Re: System Load analyze

From: Peter Bauer <peter(dot)bauer(at)apus(dot)co(dot)at>
To: "Scott Marlowe" <scott(dot)marlowe(at)gmail(dot)com>
Cc: pgsql-general(at)postgresql(dot)org
Subject: Re: System Load analyze
Date: 2007-11-28 07:19:22
Message-ID: 200711280819.22714.peter.bauer@apus.co.at
Views: Raw Message | Whole Thread | Download mbox | Resend email
Thread:
Lists: pgsql-general

Am Dienstag 27 November 2007 schrieb Scott Marlowe:
> On Nov 24, 2007 10:57 AM, Peter Bauer <peter(dot)bauer(at)apus(dot)co(dot)at> wrote:
> > i have a system here with 2 2.4GHz Xeon Processors, 2GB RAM, ONE Disk on
> > a Battery Backed Write Cache SCSI Controller and PostgreSQL 8.1.4
> > running with the data on a DRBD Device for High Availability.
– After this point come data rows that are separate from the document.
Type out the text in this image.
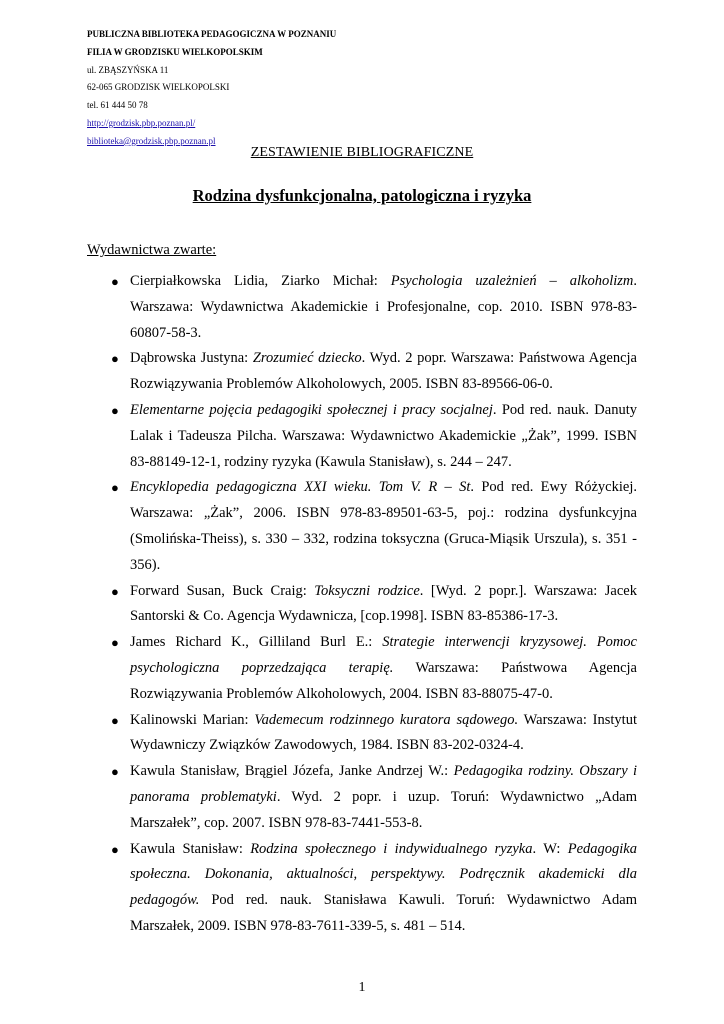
PUBLICZNA BIBLIOTEKA PEDAGOGICZNA W POZNANIU
FILIA W GRODZISKU WIELKOPOLSKIM
ul. ZBĄSZYŃSKA 11
62-065 GRODZISK WIELKOPOLSKI
tel. 61 444 50 78
http://grodzisk.pbp.poznan.pl/
biblioteka@grodzisk.pbp.poznan.pl
ZESTAWIENIE BIBLIOGRAFICZNE
Rodzina dysfunkcjonalna, patologiczna i ryzyka
Wydawnictwa zwarte:
● Cierpiałkowska Lidia, Ziarko Michał: Psychologia uzależnień – alkoholizm. Warszawa: Wydawnictwa Akademickie i Profesjonalne, cop. 2010. ISBN 978-83-60807-58-3.
● Dąbrowska Justyna: Zrozumieć dziecko. Wyd. 2 popr. Warszawa: Państwowa Agencja Rozwiązywania Problemów Alkoholowych, 2005. ISBN 83-89566-06-0.
● Elementarne pojęcia pedagogiki społecznej i pracy socjalnej. Pod red. nauk. Danuty Lalak i Tadeusza Pilcha. Warszawa: Wydawnictwo Akademickie „Żak”, 1999. ISBN 83-88149-12-1, rodziny ryzyka (Kawula Stanisław), s. 244 – 247.
● Encyklopedia pedagogiczna XXI wieku. Tom V. R – St. Pod red. Ewy Różyckiej. Warszawa: „Żak”, 2006. ISBN 978-83-89501-63-5, poj.: rodzina dysfunkcyjna (Smolińska-Theiss), s. 330 – 332, rodzina toksyczna (Gruca-Miąsik Urszula), s. 351 - 356).
● Forward Susan, Buck Craig: Toksyczni rodzice. [Wyd. 2 popr.]. Warszawa: Jacek Santorski & Co. Agencja Wydawnicza, [cop.1998]. ISBN 83-85386-17-3.
● James Richard K., Gilliland Burl E.: Strategie interwencji kryzysowej. Pomoc psychologiczna poprzedzająca terapię. Warszawa: Państwowa Agencja Rozwiązywania Problemów Alkoholowych, 2004. ISBN 83-88075-47-0.
● Kalinowski Marian: Vademecum rodzinnego kuratora sądowego. Warszawa: Instytut Wydawniczy Związków Zawodowych, 1984. ISBN 83-202-0324-4.
● Kawula Stanisław, Brągiel Józefa, Janke Andrzej W.: Pedagogika rodziny. Obszary i panorama problematyki. Wyd. 2 popr. i uzup. Toruń: Wydawnictwo „Adam Marszałek”, cop. 2007. ISBN 978-83-7441-553-8.
● Kawula Stanisław: Rodzina społecznego i indywidualnego ryzyka. W: Pedagogika społeczna. Dokonania, aktualności, perspektywy. Podręcznik akademicki dla pedagogów. Pod red. nauk. Stanisława Kawuli. Toruń: Wydawnictwo Adam Marszałek, 2009. ISBN 978-83-7611-339-5, s. 481 – 514.
1
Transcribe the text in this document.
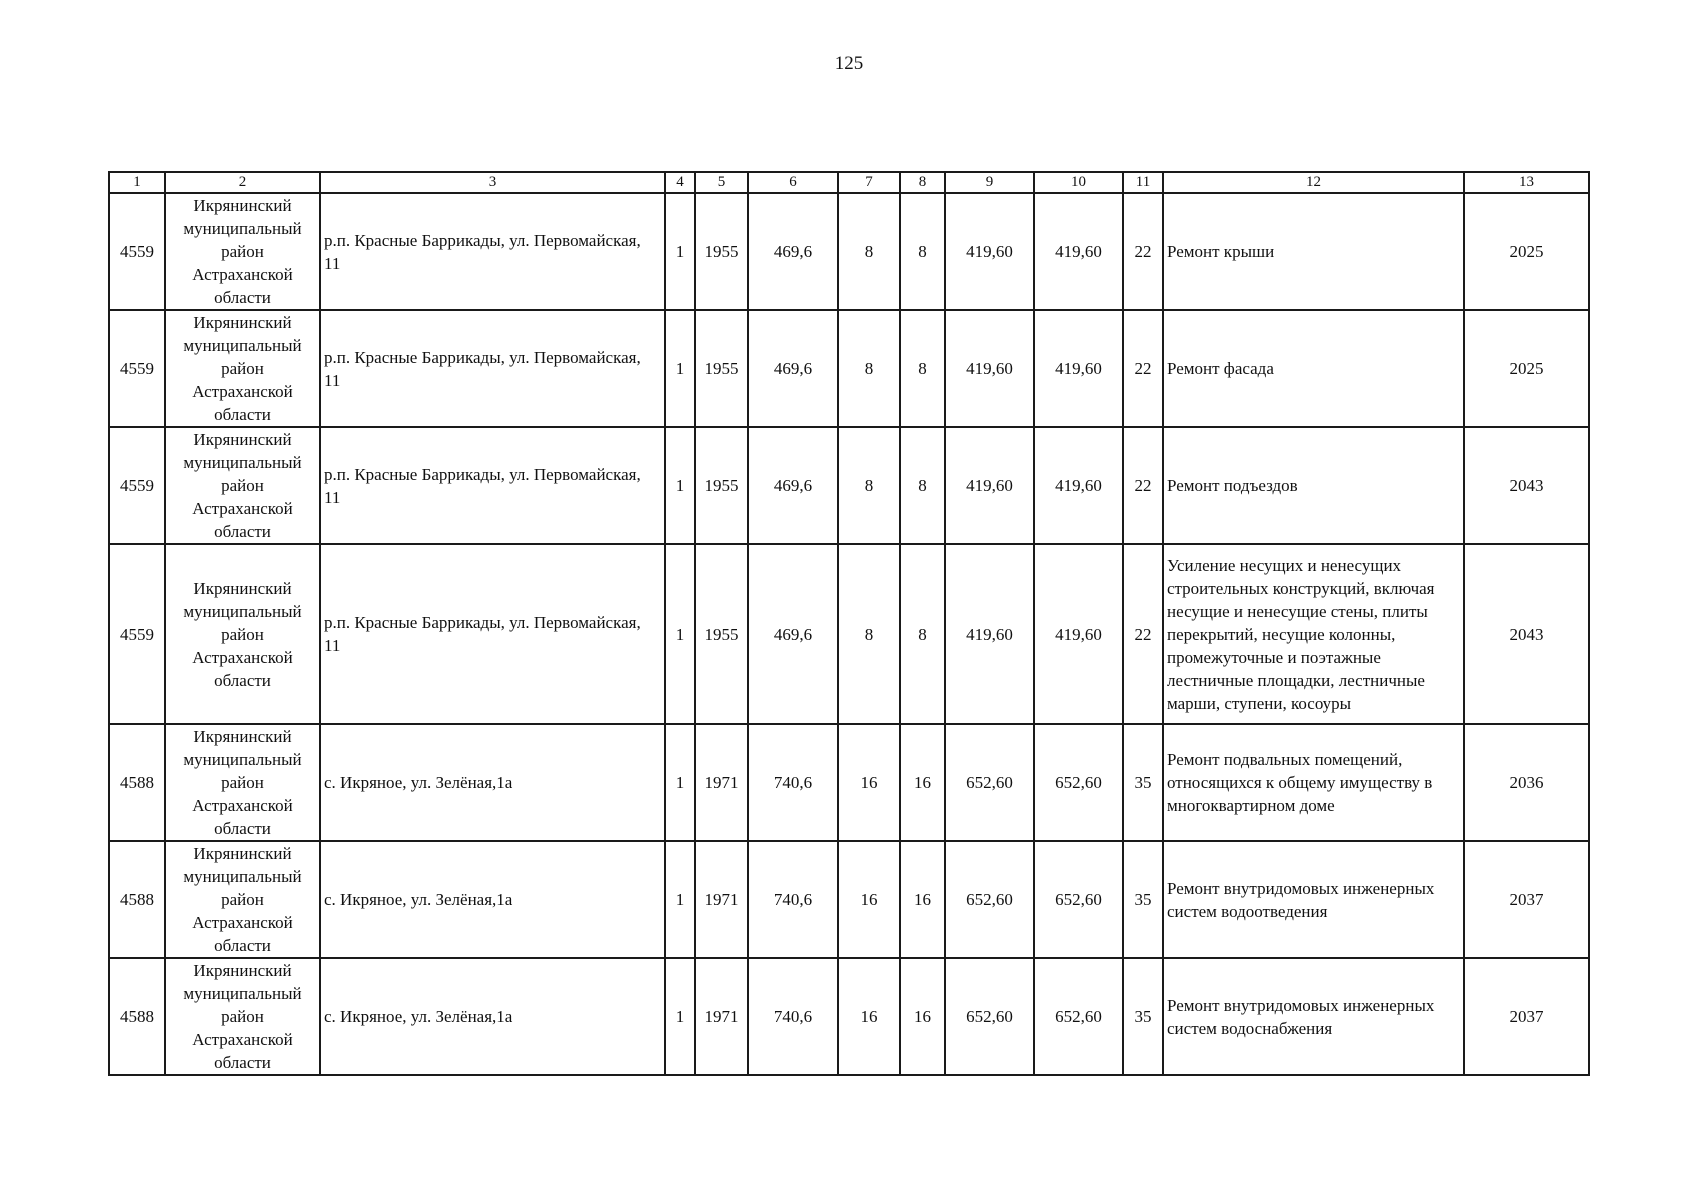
125
1	2	3	4	5	6	7	8	9	10	11	12	13
4559	Икрянинский муниципальный район Астраханской области	р.п. Красные Баррикады, ул. Первомайская, 11	1	1955	469,6	8	8	419,60	419,60	22	Ремонт крыши	2025
4559	Икрянинский муниципальный район Астраханской области	р.п. Красные Баррикады, ул. Первомайская, 11	1	1955	469,6	8	8	419,60	419,60	22	Ремонт фасада	2025
4559	Икрянинский муниципальный район Астраханской области	р.п. Красные Баррикады, ул. Первомайская, 11	1	1955	469,6	8	8	419,60	419,60	22	Ремонт подъездов	2043
4559	Икрянинский муниципальный район Астраханской области	р.п. Красные Баррикады, ул. Первомайская, 11	1	1955	469,6	8	8	419,60	419,60	22	Усиление несущих и ненесущих строительных конструкций, включая несущие и ненесущие стены, плиты перекрытий, несущие колонны, промежуточные и поэтажные лестничные площадки, лестничные марши, ступени, косоуры	2043
4588	Икрянинский муниципальный район Астраханской области	с. Икряное, ул. Зелёная,1а	1	1971	740,6	16	16	652,60	652,60	35	Ремонт подвальных помещений, относящихся к общему имуществу в многоквартирном доме	2036
4588	Икрянинский муниципальный район Астраханской области	с. Икряное, ул. Зелёная,1а	1	1971	740,6	16	16	652,60	652,60	35	Ремонт внутридомовых инженерных систем водоотведения	2037
4588	Икрянинский муниципальный район Астраханской области	с. Икряное, ул. Зелёная,1а	1	1971	740,6	16	16	652,60	652,60	35	Ремонт внутридомовых инженерных систем водоснабжения	2037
The used
> > database is also replicated to two similar machines with slony1.
>
> Why are you running a version of PostgreSQL with known data eating
> bugs? If you care for your data, you will keep up to date on releases.
> 8.1.10 was released on 2007-09-17. 8.1.4 was released on 2006-05-23.
> That's 16 months of bug fixes you're missing. Go here:
> http://www.postgresql.org/docs/8.1/static/release.html and read up on
> the fixes you're missing. Then update. Or just update.
>
> OK, on the the issue at hand.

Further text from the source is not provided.